Eşinizin Kendi Kişisel Sorunları
- Eşiniz bahsettiğiniz konuyla ilgilenmeyebilir. Bunun eşinizin konuşmak istediği bir şey olup olmadığını sorun.
- Eşiniz samimiyet korkuyor olabilir.
- Eşiniz söylediklerinizle aynı fikirde olmayabilir ve bir meselenin tarafını duymaya açık değildir.
- Eşiniz o gün mümkün olduğu kadar çok dinlemiş ve bilgi yüklemede olabilir.
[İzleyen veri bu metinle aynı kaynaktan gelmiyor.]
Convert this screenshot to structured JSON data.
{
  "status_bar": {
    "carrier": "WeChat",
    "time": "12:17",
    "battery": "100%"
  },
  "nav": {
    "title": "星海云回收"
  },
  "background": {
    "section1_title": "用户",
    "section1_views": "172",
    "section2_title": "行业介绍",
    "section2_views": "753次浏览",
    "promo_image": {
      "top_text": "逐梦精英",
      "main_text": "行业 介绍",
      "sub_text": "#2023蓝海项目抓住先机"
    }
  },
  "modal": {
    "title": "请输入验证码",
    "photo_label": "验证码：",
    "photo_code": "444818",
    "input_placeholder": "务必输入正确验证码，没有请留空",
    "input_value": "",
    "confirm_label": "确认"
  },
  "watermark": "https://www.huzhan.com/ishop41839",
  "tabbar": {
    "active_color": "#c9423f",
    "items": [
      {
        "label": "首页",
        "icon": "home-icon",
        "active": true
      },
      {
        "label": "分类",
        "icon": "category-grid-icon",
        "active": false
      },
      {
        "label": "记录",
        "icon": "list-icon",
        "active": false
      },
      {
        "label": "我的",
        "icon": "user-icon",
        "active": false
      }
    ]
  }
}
Daha fazla zorlama.
- Eşinizin tavsiyesini veya bilgisini veriyorsanız, eşiniz cevabı zaten bildiğini veya nasıl bir şey yapacağını düşünebilir.
- Eşinizin nasıl tepki vereceğini düşünerek söylediklerinizin önüne geçme alışkanlığı olabilir.
- Eşiniz söylemek zorunda olduğunuz şeyin önemli olmadığını yargılayabilir.
- Eşiniz, söylediklerinizi göz ardı etmenin, meseleyi veya durumu ortadan kaldıracağına inanabilir.
- Eşiniz söyleyeceklerinizi duymak istemeyebilir.
- Eşiniz dinlemek için sadece yarım beyin kullanıyor olabilir. "Amerika Birleşik Devletleri'ndeki araştırmacılar, kadınların her iki tarafı da kullandıkları sırada, sadece beyinlerinin yarısını dinlediklerini buldular ... [Dr. Joseph T. Lurito], kadınların daha iyi dinleyiciler olmadığını ileri sürdü. Kadınların daha fazla kullanması gerekebileceğini söyledi. Beyinlerinin konuşmalarını dinlemesi, ancak kadınların bir kerede iki konuşmayı dinleyebileceğini gösterebileceğini söyledi. Kaynak: BBC.co.uk "Neden erkekler dinlemiyor?"
- Eşiniz korkutulmuş hissedebilir ve karşıt görüşünü ifade etmede rahat olmayabilir, bu yüzden ayarlama daha kolay bir seçenektir. Eşinizin size katılmasına izin vermeyin.
- Eşinizin kısa bir dikkat süresi olabilir. Carla Rieger'e göre, ortalama bir yetişkinin dikkati sadece 7 saniyedir. Şimdi ve sonra konuştuğunuz gibi duraklatmanız gerekiyor. Ne söylediğini açıklığa kavuşturmak için eşine sorular sor.
- Eşinizin konuşma sırasında çok fazla dikkat dağıtıcı olabilir. Söylediklerinize tam olarak dikkat etmek, sizin için önemliyse, cep telefonlarını kapatın.
- Eşiniz çatışmayı önlemek istemeyebilir.
- Eşiniz ne dediğini duymuş olabilir, fakat farklı bir şekilde ya da istediğini yapmak istemediğine inanır ve dinlemediğini algılamaktan, hayır demekten daha kolaydır.